Republican Senator Bryan Hughes defended the legislation, framing it as a fight against the pharmaceutical industry.
“We will not allow Big Pharma to pad its bottom line sending these poisonous pills into Texas,” Hughes said during debate. “This bill is about protecting the baby growing inside her mother’s womb. It’s about protecting moms who have been victimized and lied to.”
Under the bill, private individuals — even those unconnected to a case — would be allowed to sue alleged violators for at least $100,000 in damages. However, women who take abortion medication, including those prescribed after miscarriages, would not be held liable.
Democrats blasted the bill, accusing Republicans of turning citizens into enforcers of what they called draconian laws.
“HB 7 isn’t about protecting life — it’s about control,” the Texas State Democratic Caucus said in a statement. “It turns neighbors into informants and women into prisoners within their own state. By dangling six-figure rewards, it incentivizes harassment, fuels abuse and opens the door to nationwide enforcement of Texas’ cruel laws.”

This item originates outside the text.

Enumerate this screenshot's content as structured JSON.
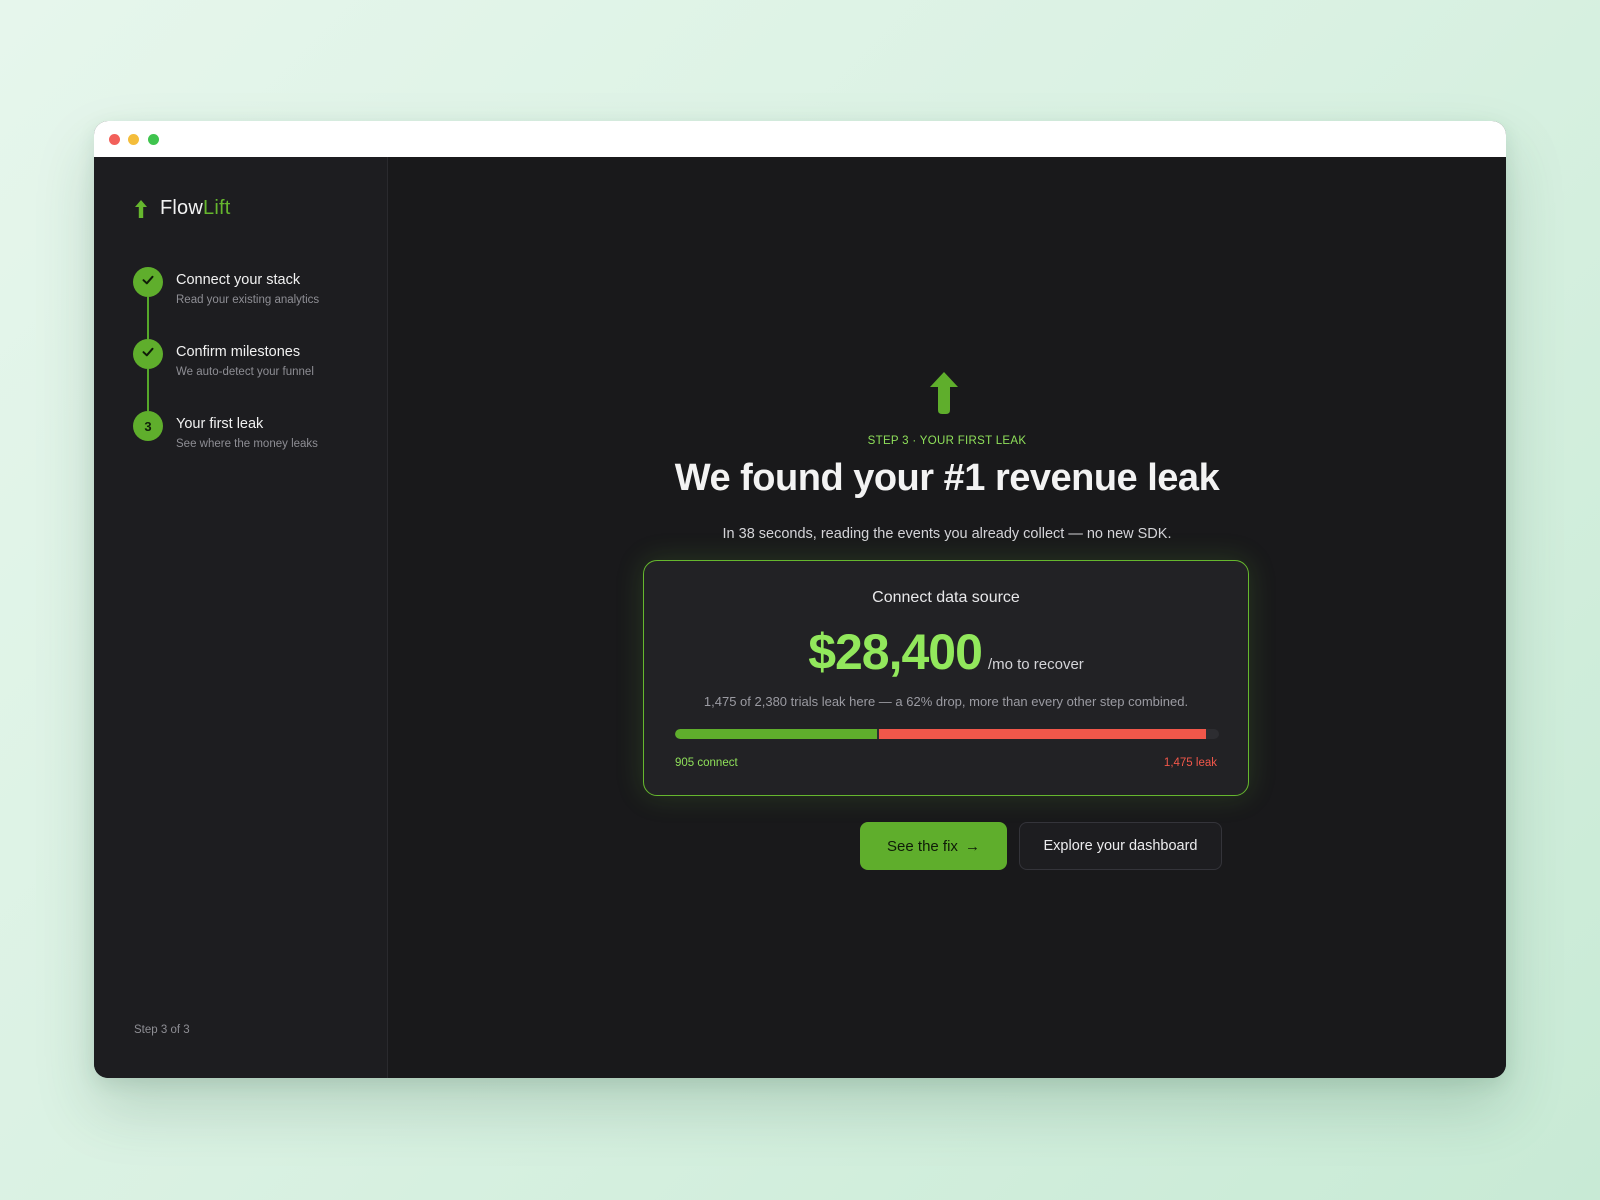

The move marks the latest effort by Texas Republicans to restrict abortion access since the U.S. Supreme Court overturned Roe v. Wade in 2022. Abortion is already banned in nearly all circumstances in Texas.
In February, a Texas court fined a New York doctor $100,000 for prescribing abortion pills remotely to a Texas patient. A month earlier, the same doctor was indicted in Louisiana for “criminal abortion.”
With Abbott’s signature, Texas would cement one of the nation’s toughest anti-abortion frameworks, giving private citizens sweeping legal powers to enforce the ban.